E invece no, sono ancora riusciti a stupirci e il loro presidente, tanto empatico quanto lungimirante, ha dato il via ai festeggiamenti come nulla fosse e minimizzando l’accaduto. Probabilmente ha pensato a una sorta di terapia, sicuramente lo ha fatto per il bene del suo popolo, per farlo svagare e distogliendo l’attenzione dal dolore e dagli affanni quotidiani. Che uomo! E così, come Mosè sul Monte Sinai, sopravvissuto alle piaghe d’Egitto e chiamato da Dio per ricevere le tavole della Legge, dà il via ai festeggiamenti, dall’alto del Mount Rushmore dove sono scolpiti i busti di quattro presidenti che l’hanno preceduto e che deve preservare dall’eventuale assalto dei manifestanti.

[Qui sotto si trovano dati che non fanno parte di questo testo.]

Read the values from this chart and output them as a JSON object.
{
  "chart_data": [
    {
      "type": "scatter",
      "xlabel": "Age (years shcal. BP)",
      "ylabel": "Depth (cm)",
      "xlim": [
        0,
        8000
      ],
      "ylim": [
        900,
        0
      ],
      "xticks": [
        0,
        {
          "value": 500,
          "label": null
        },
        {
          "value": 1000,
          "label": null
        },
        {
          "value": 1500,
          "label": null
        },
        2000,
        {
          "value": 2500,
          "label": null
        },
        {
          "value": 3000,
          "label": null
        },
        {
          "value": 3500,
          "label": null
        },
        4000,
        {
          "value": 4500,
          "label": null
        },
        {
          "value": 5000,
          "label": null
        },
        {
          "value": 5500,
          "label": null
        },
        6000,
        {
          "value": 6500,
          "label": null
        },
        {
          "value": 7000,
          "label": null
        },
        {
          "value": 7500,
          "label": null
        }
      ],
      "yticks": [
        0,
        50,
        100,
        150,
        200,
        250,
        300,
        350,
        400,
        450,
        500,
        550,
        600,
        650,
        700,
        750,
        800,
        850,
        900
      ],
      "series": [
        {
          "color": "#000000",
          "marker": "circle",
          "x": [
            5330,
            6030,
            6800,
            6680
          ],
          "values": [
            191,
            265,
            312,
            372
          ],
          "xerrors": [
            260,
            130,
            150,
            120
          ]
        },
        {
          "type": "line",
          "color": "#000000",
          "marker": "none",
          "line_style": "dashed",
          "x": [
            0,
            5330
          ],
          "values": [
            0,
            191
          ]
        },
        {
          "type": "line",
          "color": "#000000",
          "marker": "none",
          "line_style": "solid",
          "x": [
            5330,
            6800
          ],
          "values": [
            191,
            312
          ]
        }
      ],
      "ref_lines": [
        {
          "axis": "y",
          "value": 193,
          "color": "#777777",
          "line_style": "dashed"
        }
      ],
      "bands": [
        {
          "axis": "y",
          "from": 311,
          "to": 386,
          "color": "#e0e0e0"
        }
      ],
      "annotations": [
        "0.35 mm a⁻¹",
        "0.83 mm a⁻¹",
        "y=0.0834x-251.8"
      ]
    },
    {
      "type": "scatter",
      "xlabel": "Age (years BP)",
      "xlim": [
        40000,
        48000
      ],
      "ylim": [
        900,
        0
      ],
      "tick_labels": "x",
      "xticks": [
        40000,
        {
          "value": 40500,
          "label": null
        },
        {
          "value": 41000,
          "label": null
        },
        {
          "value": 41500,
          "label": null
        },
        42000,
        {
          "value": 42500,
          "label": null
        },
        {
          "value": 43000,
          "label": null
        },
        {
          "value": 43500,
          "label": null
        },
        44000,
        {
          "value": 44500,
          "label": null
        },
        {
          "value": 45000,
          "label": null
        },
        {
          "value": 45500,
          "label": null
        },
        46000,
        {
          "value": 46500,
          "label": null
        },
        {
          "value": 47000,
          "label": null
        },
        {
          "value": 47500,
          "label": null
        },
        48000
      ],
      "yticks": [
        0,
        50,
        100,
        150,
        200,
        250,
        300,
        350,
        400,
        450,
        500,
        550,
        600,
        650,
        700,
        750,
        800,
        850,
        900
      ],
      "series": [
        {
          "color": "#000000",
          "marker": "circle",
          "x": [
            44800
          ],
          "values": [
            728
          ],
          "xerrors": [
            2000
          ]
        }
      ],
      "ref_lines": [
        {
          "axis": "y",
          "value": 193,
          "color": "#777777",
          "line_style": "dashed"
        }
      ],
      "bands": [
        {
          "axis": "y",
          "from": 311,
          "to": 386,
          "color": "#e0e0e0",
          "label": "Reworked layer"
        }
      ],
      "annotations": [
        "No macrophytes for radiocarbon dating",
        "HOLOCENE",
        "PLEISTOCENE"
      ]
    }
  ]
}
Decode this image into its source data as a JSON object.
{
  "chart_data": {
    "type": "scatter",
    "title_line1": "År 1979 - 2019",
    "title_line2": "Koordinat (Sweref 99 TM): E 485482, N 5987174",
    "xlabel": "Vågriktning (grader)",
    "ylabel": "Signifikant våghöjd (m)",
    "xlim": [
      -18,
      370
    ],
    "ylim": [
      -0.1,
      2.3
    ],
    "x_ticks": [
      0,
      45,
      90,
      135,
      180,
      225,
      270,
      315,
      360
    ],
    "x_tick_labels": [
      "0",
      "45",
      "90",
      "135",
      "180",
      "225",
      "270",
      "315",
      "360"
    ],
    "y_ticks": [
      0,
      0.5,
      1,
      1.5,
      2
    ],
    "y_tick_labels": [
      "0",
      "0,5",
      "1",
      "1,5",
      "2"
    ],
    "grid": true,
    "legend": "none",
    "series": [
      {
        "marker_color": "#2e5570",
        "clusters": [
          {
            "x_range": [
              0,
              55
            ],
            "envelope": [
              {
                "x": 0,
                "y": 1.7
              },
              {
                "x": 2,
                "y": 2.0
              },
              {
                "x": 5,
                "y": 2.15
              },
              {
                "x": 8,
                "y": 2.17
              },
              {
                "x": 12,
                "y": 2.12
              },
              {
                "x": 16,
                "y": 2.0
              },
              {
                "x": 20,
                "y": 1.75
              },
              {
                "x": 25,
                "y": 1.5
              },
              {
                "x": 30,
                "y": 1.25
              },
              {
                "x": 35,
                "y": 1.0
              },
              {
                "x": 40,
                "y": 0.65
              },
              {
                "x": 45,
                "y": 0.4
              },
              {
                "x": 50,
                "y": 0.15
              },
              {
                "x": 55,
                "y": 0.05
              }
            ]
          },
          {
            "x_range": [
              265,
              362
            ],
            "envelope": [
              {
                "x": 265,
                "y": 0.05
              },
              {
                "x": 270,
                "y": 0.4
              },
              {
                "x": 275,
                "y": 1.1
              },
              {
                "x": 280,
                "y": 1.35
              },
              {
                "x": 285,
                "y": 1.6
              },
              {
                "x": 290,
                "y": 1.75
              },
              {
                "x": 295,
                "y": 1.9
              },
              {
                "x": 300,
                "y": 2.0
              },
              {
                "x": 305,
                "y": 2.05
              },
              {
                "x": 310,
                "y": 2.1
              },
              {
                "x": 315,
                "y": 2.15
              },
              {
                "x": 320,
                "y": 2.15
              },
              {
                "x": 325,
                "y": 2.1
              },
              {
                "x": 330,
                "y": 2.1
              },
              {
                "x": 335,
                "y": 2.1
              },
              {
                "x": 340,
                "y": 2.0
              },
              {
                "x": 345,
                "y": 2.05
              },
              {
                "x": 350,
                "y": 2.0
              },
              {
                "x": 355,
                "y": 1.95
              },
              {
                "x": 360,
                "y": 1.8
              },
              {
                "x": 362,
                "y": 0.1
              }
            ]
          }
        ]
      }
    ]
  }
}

Il pericolo fascista arriva da sinistra

Spocchioso e tracotante come sempre. Insopportabile fino all’esasperazione. Mentre tutto il Paese pensa al contagio, lui festeggia con 8’000 invitati senza rispettare le distanze sociali e senza mascherina. Con canti, alzabandiera, spari, fuochi d’artificio, banchetto e discorso di rito. Sotto lo sguardo greve dei presidenti scolpiti nella roccia, non esita a definire più volte “fascismo di sinistra” quello che si permette di rovinare le statue dei personaggi che hanno fatto grande l’America, omettendo il fatto che molti di loro hanno avuto a che fare con il razzismo e la storia coloniale che gli gira attorno. E poi ancora, parlando del grande nemico che avanza, si infervora dicendo: “Non permetterò al fascismo di sinistra di avanzare. Vogliono cancellare storia ed eroi americani. Non lasceremo che qualcuno smantelli Il Mount Rushmore”. Ricevendo gli applausi degli ottomila astanti.

Make America great again!

È lo slogan che l’ha reso popolare durante la campagna alle presidenziali, lo stesso uomo a capo della Nazione, totalmente allergico al dialogo, caratteristica degna di un dittatore, assente e senza empatia al punto che c’è da chiedersi dove sia stato durante tutta la pandemia, oltre che nei bunker della Casa Bianca. Chi lo ha votato in precedenza fa ancora in tempo a porsi delle domande e a chiedersi se è proprio e veramente lui, che gli americani vogliono come loro presidente. Un presidente che festeggia anche quando i contagi aumentano in 40 Stati su 50. Un presidente che si dimentica del Covid-19 che sta falciando la popolazione più povera e non dice neanche una parola a riguardo. Un presidente che non ha fatto altro che ha aumentato il divario fra ricchi e poveri, ingigantendo le disuguaglianze. Un presidente che forse dovrebbe fare solo il miliardario, e sorseggiare Martini sul Kingdom 5KR, il suo vecchio yacht ormeggiato ad Antibes, senza provocare ulteriori danni a un Paese dove le minoranze rivendicano a squarciagola rispetto per quello che i padri fondatori misero nero su bianco in nome dell’uguaglianza.